“Queremos saber como o fundo será repassado à comunidade”, frase do representante da comunidade Quilombola de Brito, Leonardo dos Anjos durante audiência pública realizada na terça-feira (dia 10) para discutir o Projeto de Lei 2292/2007, de autoria do Dep. Fed. Domingos Dutra (PT-MA). O PL institui compensação financeira para estados e municípios que abrigarem centros de lançamento aeroespacial.

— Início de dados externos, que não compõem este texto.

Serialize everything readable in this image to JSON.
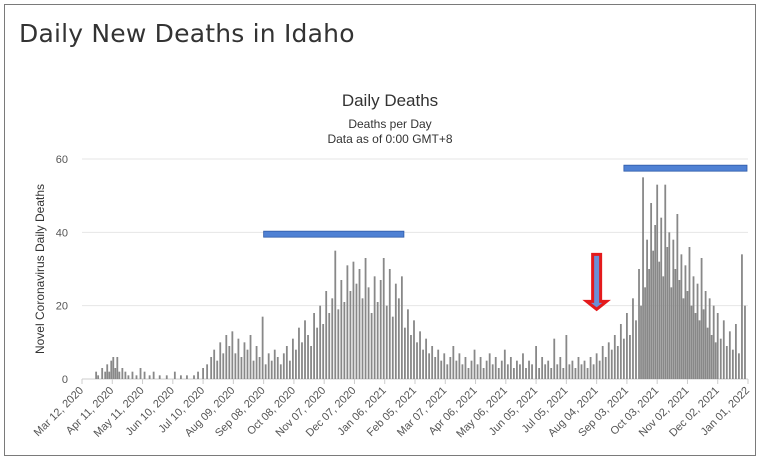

“Precisamos debater com todas as partes para fundamentar o relatório”, explica o membro da Comissão Dep. Dutra (PT-MA). Foram convidados para a reunião: a Coordenadora da 6ª Câmara de Coordenação e Revisão do Ministério Público Federal, Débora Duprat; o representante do Quilombo de Britto (MA) Leonardo dos Anjos; o diretor interino da Agência Espacial Brasileira (AEB), Inilcom de Castro Carvalho, representando o Ministério da Ciência e Tecnologia; e antropólogo e professor da Universidade Federal do Maranhão Alfredo Wagner.
Segundo Leonardo dos Anjos, a Base Espacial perdeu a finalidade inicial, que seria a de lançar satélites e auxiliar no desenvolvimento econômico do estado. “A Base mudou de finalidade, agora só há interesse comercial. Não entendo como uma base não consegue lançar nenhum satélite”, afirma.
De acordo com Inilcom de Castro as atividades aeroespacias são muito importantes e fazem parte do dia-a-dia da população. “Os satélites, por exemplo, são utilizados inclusive para verificar e conter o desmatamento ambiental. Podemos lançar foguetes e satélites e a base espacial só irá atrair benefícios econômicos para a região”, ressalta.
Para ele, Alfredo Wagner disse que o PL 2292/2007 deve ter uma abrangência maior. “Se vamos pensar em uma compensação financeira, temos que refletir sobre o licenciamento ambiental. Considero esta uma discussão urgente”, concluiu.
A Audiência pública permitiu o debate e entrou em outra dimensão. “O PL 2292/2007 é um canal de debate, não vamos permitir que os recurso naturais sejam explorados por empresas de outros estados. O PL pode estabelecer uma pista para o amanhã e esta aberto para sugestões. A discussão sobre a criação do fundo de compensação para as famílias de quilombolas foi aberta”, explica o Dep. Dutra.